Reliance shares hit record high on Venezuela oil optimism

A US takeover of Venezuela’s oil industry could prove beneficial for Reliance Industries as well as ONGC.
RIL's Mukesh Ambani
RIL's Mukesh Ambani
Updated on
2 min read

Shares of Reliance Industries Ltd (RIL) touched a fresh record on Monday as optimism grew that the US takeover of Venezuela’s oil industry could unlock cheaper crude supplies and boost refining margins for Indian refiners, including Reliance.

The conglomerate’s stock climbed as much as 1.2 percent during the session to hit an all-time high of ₹1,611.8 per share, marking its biggest intraday rise since January 1. The stock later pared gains and was trading 0.3 percent higher at ₹1,599 around 9:55 am, even as the Nifty 50 slipped 0.03 percent.

RIL shares keep rising in new year

RIL shares have now advanced for four consecutive sessions and were trading at about 1.7 times their 30-day average volume, according to Bloomberg data. Over the past 12 months, the stock has surged 31 percent, significantly outperforming the benchmark Nifty 50, which has gained about 11 percent. The company’s market capitalisation stands at ₹21.6 trillion.

Indian oil companies to gain from Venezuela

The rally follows a weekend military operation in Venezuela, in which US forces captured President Nicolas Maduro and his wife and brought them to the US to face charges including narco-terrorism and drug trafficking. Analysts believe the move could pave the way for a restructuring of Venezuela’s oil sector and a possible easing of sanctions on crude exports.

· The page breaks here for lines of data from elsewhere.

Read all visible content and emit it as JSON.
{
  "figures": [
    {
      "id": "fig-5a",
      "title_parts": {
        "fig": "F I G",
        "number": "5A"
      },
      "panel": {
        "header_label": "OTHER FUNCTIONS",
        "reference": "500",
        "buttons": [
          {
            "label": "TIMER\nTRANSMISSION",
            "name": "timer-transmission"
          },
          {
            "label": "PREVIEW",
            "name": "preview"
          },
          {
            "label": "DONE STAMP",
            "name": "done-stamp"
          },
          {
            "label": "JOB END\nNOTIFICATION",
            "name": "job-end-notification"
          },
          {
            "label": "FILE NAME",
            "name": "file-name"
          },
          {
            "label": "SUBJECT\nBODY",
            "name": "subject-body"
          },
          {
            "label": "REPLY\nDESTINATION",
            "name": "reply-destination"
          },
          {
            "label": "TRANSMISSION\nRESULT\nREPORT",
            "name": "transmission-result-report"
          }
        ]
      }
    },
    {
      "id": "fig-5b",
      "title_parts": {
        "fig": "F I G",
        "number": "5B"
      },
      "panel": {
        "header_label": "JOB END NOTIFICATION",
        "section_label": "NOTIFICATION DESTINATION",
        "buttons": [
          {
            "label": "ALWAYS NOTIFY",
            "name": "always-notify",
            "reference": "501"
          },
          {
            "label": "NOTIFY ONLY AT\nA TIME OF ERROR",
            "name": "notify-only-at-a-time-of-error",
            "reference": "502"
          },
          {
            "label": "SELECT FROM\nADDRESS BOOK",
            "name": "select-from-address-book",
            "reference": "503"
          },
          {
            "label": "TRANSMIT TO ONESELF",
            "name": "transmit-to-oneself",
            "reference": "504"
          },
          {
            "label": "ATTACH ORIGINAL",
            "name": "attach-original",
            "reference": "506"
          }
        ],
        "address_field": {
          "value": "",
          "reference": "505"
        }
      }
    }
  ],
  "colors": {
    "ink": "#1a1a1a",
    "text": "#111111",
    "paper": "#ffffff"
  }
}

According to analysts at Jefferies, a US takeover of Venezuela’s oil industry could prove beneficial for Reliance Industries as well as ONGC. The lifting of sanctions would allow Venezuelan crude to return to global markets, enabling refiners like Reliance to buy heavy crude at a discount to Brent prices, thereby supporting gross refining margins.

India was once a major buyer of Venezuelan crude in the 2000s and 2010s. However, imports declined sharply after 2019 due to US sanctions.

Outlook remains constructive

Analysts said stability in global oil prices combined with higher refinery utilisation could support RIL’s performance in the short to medium term. Improved crude availability and smoother global supply chains would help sustain refining margins, he said.

However, they cautioned investors to closely track geopolitical developments and crude price movements over the coming weeks. “At this stage, oil prices are expected to remain largely stable within the current range, and it is too early to speculate on sharp moves,” one analyst said. Any correction in RIL shares should be viewed as a buying opportunity, while long-term investors can continue to hold the stock.

ONGC's dues

Meanwhile, Jefferies noted that ONGC is yet to receive more than $500 million in unpaid dividends from its San Cristobal project in Venezuela. With the US stepping in, the brokerage believes the state-owned explorer could be better positioned to recover these dues.